Greater interest in the artful interior was eventually to have impact on the White House collection, as aesthetics began to play a larger role. Choices of paintings and sculpture made on the basis of historicism were tempered as "art for art's sake" gained widespread popularity. Albert Bierstadt, in general an unsuccessful promoter of his own work for the collection, had created several aesthetic tokens, colorful butterflies, in the White House for the Hayes family. Bierstadt would apply oil paints directly to the paper to form one wing of a butterfly, then fold the paper to produce a mirror image and complete the shape. A departure from the portraiture that then dominated the collection, the butterflies symbolize the decorative-interior priorities of the Aesthetic movement. The occupants of the White House would test their aesthetic sensibilities on interior decoration, however, long before they addressed the more complex activity of collecting American painting and sculpture as works of art rather than as historical documents.
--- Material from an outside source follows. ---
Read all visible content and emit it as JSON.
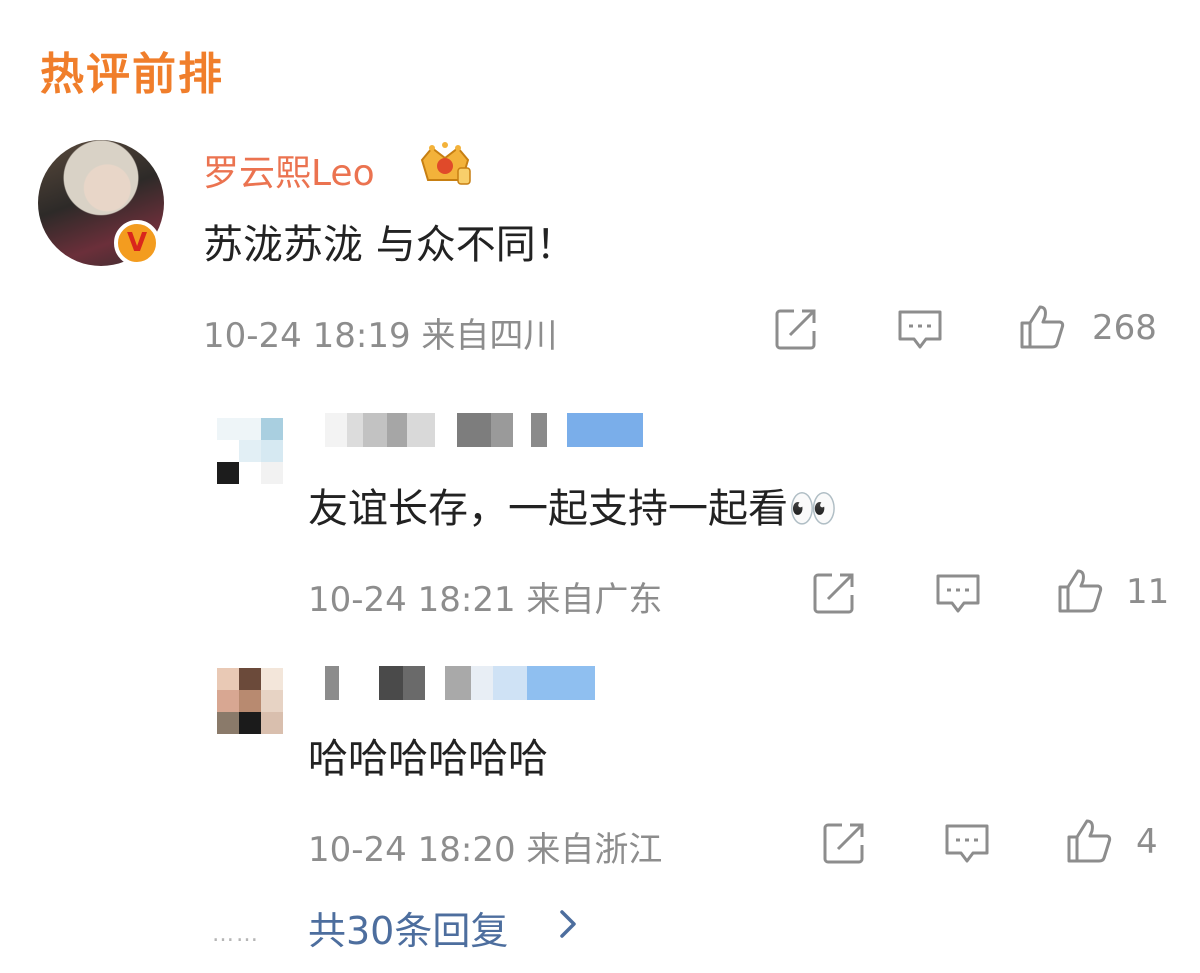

Excursions into high-fashion decor stimulated a new art consciousness. The first pieces to be gathered for the White House with an aesthetic eye were decorative objects. Their accumulation eventually changed attitudes toward both the collecting and display of painting and sculpture. As early as 1860 a Japanese delegation had visited the United States capital, presenting the White House with state gifts that included a handsome lacquered cabinet ornamented with abstract embellishments. Two decades later, when Louis Comfort Tiffany and his decorative firm, Associated Artists, undertook a renovation of the White House, they were inspired by motifs from Japan.
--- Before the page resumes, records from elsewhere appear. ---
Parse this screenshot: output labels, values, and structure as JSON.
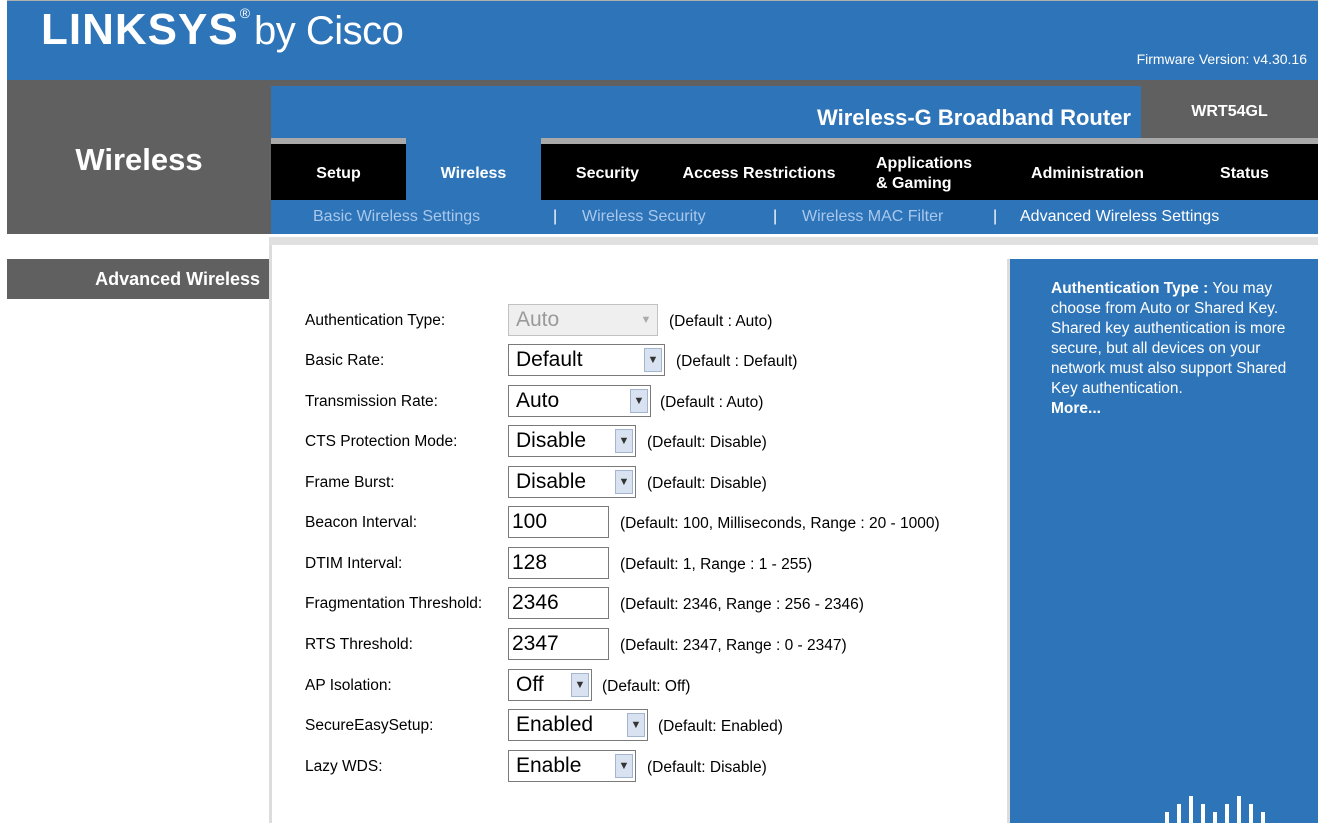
{
  "header": {
    "brand": "LINKSYS",
    "brand_suffix": "by Cisco",
    "firmware": "Firmware Version: v4.30.16"
  },
  "nav": {
    "section_title": "Wireless",
    "product_name": "Wireless-G Broadband Router",
    "model": "WRT54GL",
    "tabs": [
      {
        "label": "Setup",
        "active": false
      },
      {
        "label": "Wireless",
        "active": true
      },
      {
        "label": "Security",
        "active": false
      },
      {
        "label": "Access Restrictions",
        "active": false
      },
      {
        "label": "Applications\n& Gaming",
        "active": false
      },
      {
        "label": "Administration",
        "active": false
      },
      {
        "label": "Status",
        "active": false
      }
    ],
    "subtabs": [
      {
        "label": "Basic Wireless Settings",
        "active": false
      },
      {
        "label": "Wireless Security",
        "active": false
      },
      {
        "label": "Wireless MAC Filter",
        "active": false
      },
      {
        "label": "Advanced Wireless Settings",
        "active": true
      }
    ],
    "separator": "|"
  },
  "page": {
    "left_title": "Advanced Wireless"
  },
  "form": {
    "auth_type": {
      "label": "Authentication Type:",
      "value": "Auto",
      "default": "(Default : Auto)",
      "disabled": true
    },
    "basic_rate": {
      "label": "Basic Rate:",
      "value": "Default",
      "default": "(Default : Default)"
    },
    "tx_rate": {
      "label": "Transmission Rate:",
      "value": "Auto",
      "default": "(Default : Auto)"
    },
    "cts": {
      "label": "CTS Protection Mode:",
      "value": "Disable",
      "default": "(Default: Disable)"
    },
    "frame_burst": {
      "label": "Frame Burst:",
      "value": "Disable",
      "default": "(Default: Disable)"
    },
    "beacon": {
      "label": "Beacon Interval:",
      "value": "100",
      "default": "(Default: 100, Milliseconds, Range : 20 - 1000)"
    },
    "dtim": {
      "label": "DTIM Interval:",
      "value": "128",
      "default": "(Default: 1, Range : 1 - 255)"
    },
    "frag": {
      "label": "Fragmentation Threshold:",
      "value": "2346",
      "default": "(Default: 2346, Range : 256 - 2346)"
    },
    "rts": {
      "label": "RTS Threshold:",
      "value": "2347",
      "default": "(Default: 2347, Range : 0 - 2347)"
    },
    "ap_isolation": {
      "label": "AP Isolation:",
      "value": "Off",
      "default": "(Default: Off)"
    },
    "ses": {
      "label": "SecureEasySetup:",
      "value": "Enabled",
      "default": "(Default: Enabled)"
    },
    "lazy_wds": {
      "label": "Lazy WDS:",
      "value": "Enable",
      "default": "(Default: Disable)"
    }
  },
  "help": {
    "title": "Authentication Type :",
    "body": "You may choose from Auto or Shared Key. Shared key authentication is more secure, but all devices on your network must also support Shared Key authentication.",
    "more": "More..."
  },
  "colors": {
    "brand_blue": "#2e74b8",
    "nav_gray": "#606060",
    "tab_black": "#000000",
    "subtab_inactive": "#a9c8ec"
  },
  "icons": {
    "dropdown": "chevron-down-icon",
    "logo": "cisco-bars-icon"
  }
}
This up-to-the-minute aesthetic redecoration of the house was commissioned in 1882 by President Arthur, a sophisticated New Yorker who was himself familiar with the extravagant domestic interiors then being fashioned for merchant princes and captains of industry. The Blue Room ceiling was covered with a shield-and-star pattern, while hand-pressed wallpaper twinkled with colored glass. The mansion's stately transverse hall (today known as the Cross Hall), articulated by the original marble columns, was interrupted for the moment by a sparkling colored glass screen designed by Louis Tiffany and described in this way for the readers of Century Magazine:
The light coming through the partition of wrinkled stained-glass mosaic makes a marvelously rich and gorgeous effect, falling upon the gilded niches where stand dwarf palmetto trees, the silvery net-work of the ceiling, and the sumptuous furniture. Indeed, the only dark tints in the apartment are found in the portraits, which become the more conspicuous by reason of their contrast with their brilliant setting.
The enthusiastic reporter concluded that Tiffany's changes had "metamorphosed" the President's House, which had until that time displayed a "hotel character."